Christ Church Blog

Blind Faith

Blind Faith blogpost

Written in response to COVID19 quarantine. (From Luke 18:35-42, NLT)

The blind man had no home. Although he lived off of shared food and money, what he longed for most was to see. When he heard a large crowd shout, clap, and parade by him, his heart beat faster and his skin tingled with hope.

“What is happening?” he asked into the open space around him. No one answered. Maybe they could not hear.

“What is happening?” he asked louder and outstretched his hands until he found the arm of someone and clung. “Tell me why they’re happy.”

“He’s here!” said the voice of a young woman.
“Who’s here?” the blind man asked.
“The one who changes everything. Jesus.”
The blind man had heard about Jesus. Some said he was a good teacher, some the

future king, some a heretic, and some the promised Messiah. Even if none of those claims were true, one rumor had been testified by many who had sight: Jesus healed. The blind man chose to believe. What did he have to lose? He searched for the woman who had helped him, but she was no longer within reach. Instead the arms and backs of people pushed against his fingertips. He could not grab on to anyone. There was no help.
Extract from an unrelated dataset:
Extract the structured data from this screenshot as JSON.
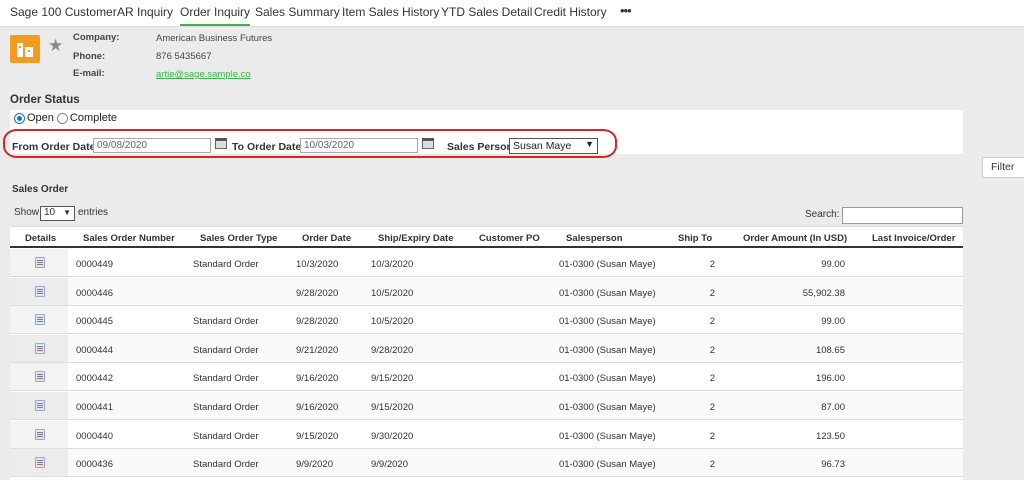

With a pulse rising and sweat on his neck, the blind man shouted, “Jesus, have mercy on me!”

“Be quiet!” the people in front yelled at him.

The blind man had been quiet his whole life in order to hear others clearly. He had learned to listen for the clink of coins in his palm, the approaching kick in his thighs as he slept on streets, the robber taking bread from the one bag he owned and held around his chest. Wisdom was staying quiet to hear who had mercy and who did not. Quietness kept him alive. But the noise this day was different. People did not crowd the blind man to take away the little he had or give the little they could afford to share; they came to take from Jesus what they could and give him their faith. The blind man was used to taking. That was the only way he could survive. And for a Healer, even a little faith was enough.

He spoke louder: “Jesus, have mercy on me!”

The crowd stopped cheering. Jesus must have heard him because the blind man thought the air seemed heavy with power. Unsure if he should call again, he waited. He lifted his chin and moved his head, like a baby searching for the source of an unfamiliar noise. His ears opened wider.

He felt a hand on his arm and the voice of a man. “Jesus wants to see you.”

The blind man smiled and let the man lead. He sensed when Jesus was in front of him, for his arms began to shake and his eyes began to water. He let go of his escort’s arm and

found the face of Jesus. The blind man felt the rough tangle of Jesus’ beard and smelled sweat from his body. He had heard Jesus had no home. Perhaps they shared some suffering. Yet Jesus could see, and not just physically. The blind man no longer chose to just believe; he chose to see from his heart as he touched the face of God but still lived.

Jesus asked the man, “What do you want me to do for you?” His voice was gentle, as if it could hush the world.

“Lord,” said the man, and he noticed his voice trembled as he addressed Jesus as God, “I want to see!”

And Jesus said, “All right, receive your sight! Your faith has healed you.”

Instantly the man blinked in sights. Blurs became lines; lines became colored dimensions. All who witnessed praised God with him. The man who had been blind from birth could see, and he left his home on the streets to follow Jesus.

A Prayer for You:
For my friends who are unsure of their job status, Jesus is present and will provide. For

my friends who feel sick, Jesus will heal. For my friends who feel isolated, Jesus will bring creativity in the home. For my friends who are anxious about the future, Jesus will calm. Jesus, you are the living God. Jesus, you are loving. Jesus, you are kind. Jesus, you bring peace. Jesus, you have called my friend by name and said, “Do not be afraid, for I have not given you a spirit of fear but of power, of love, and of a sound mind.” Bring us to the place where we can say with great faith, “Lord, I want to see!”